While he's not 100% certain, Eddie was pretty sure the cab driver started to cry. Eddie was also getting choked up, which he said made it difficult to sound normal as he's instructing the man to turn left at the light.  He said it was so weird because this man was a complete stranger and the two of them were so affected by the coincidence. The driver told Eddie his son didn't have a long life expectancy and Eddie told him, don't pay any attention to that. My sister was happy, had a great life and lived longer than anyone predicted and we expected her to live much longer than she did.

As they continued the ride, the driver revealed more and more facts about his son and his family. Even though I don't know him at all, I feel like revealing those here would be a breach of his confidence. Suffice it to say he clearly needed someone to talk to and Eddie was an understanding ear.

The ride from John Wayne airport in Orange County to Eddie's house is at most 15 minutes and that's only if you miss all the lights.  This is a heavy and very personal conversation to have in such a short amount of time.   They arrived at Eddie's house and the driver got out of the cab and shook Eddie's hand for a long time while looking straight at him. Eddie said it was strange to make such a connection with someone when he doesn't even know his name. As Eddie relayed this story to me, I first thought it upset him a bit, but he corrected that misconception. He said it was very odd, but really felt good.
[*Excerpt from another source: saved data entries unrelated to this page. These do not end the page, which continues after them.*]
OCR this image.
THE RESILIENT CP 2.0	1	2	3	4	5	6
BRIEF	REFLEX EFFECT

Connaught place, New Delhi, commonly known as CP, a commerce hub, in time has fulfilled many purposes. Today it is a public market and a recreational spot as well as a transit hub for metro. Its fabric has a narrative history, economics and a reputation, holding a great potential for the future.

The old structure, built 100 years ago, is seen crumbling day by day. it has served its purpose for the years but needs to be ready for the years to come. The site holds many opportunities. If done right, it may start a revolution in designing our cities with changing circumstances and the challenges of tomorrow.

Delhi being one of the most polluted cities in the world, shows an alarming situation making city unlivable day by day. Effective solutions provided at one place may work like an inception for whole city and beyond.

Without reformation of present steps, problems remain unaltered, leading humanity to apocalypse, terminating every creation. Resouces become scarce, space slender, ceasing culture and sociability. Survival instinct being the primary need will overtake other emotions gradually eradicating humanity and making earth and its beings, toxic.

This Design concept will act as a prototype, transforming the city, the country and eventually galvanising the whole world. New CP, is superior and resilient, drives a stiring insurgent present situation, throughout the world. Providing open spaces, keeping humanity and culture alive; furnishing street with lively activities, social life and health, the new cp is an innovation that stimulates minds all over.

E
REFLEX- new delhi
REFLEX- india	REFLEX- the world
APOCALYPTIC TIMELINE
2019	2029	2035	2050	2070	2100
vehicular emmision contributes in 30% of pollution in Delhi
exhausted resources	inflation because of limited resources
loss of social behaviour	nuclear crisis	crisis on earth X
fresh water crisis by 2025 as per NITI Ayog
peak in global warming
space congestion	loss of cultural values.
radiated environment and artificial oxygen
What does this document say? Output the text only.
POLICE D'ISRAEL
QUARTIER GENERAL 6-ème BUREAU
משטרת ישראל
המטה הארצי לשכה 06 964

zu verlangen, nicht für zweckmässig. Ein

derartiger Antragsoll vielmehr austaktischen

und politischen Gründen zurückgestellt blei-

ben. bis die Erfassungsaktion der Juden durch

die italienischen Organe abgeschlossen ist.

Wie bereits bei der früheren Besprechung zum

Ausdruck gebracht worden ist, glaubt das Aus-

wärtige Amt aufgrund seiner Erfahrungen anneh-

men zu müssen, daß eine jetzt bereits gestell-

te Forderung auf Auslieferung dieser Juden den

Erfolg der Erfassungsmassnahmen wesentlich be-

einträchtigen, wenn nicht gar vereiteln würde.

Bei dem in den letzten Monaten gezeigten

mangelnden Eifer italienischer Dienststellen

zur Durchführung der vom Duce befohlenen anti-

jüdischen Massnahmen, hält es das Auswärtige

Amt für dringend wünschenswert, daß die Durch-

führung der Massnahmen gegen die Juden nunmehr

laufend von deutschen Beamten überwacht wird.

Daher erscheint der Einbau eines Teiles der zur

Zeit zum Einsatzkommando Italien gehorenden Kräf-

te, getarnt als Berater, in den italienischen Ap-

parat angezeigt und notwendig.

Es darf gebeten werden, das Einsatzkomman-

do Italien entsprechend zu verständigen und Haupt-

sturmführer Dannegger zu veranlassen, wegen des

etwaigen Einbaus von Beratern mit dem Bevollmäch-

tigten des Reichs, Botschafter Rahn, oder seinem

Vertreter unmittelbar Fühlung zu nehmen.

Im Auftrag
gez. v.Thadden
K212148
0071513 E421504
I said it's like meeting a member of your tribe when you are far from home.  You don't have to know each other personally to know you are members of the same exclusive club and understand the life the other is leading.  This particular tribe is very very small, and meeting a fellow tribesman out in the world and actually making that connection is a wonderful gift.

Each of them left that brief exchange with a deep respect for the other, which is rare in any situation, but especially so when the connection is so unusual and profound.



  1. I don't know you but have followed your blog for some time via Elizabeth's blog. I am so sorry again for the passing of your beautiful, happy daughter Maggie. This post is amazing and I just wanted to thank you for sharing it. I wondered if they shared email addresses so they could continue the exchange.

  2. I hope Eddie believes in angels, I think he met one...

  3. Oh, my gosh, I love this post. I love when this happens, and you've described it so perfectly. I really like the use of the word "tribe," especially. Eddie, I'm sure, was an angel that day to the taxi driver, someone who he'll remember forever. I remember each member of my tribe that I've met over the years -- each meeting an indelible one.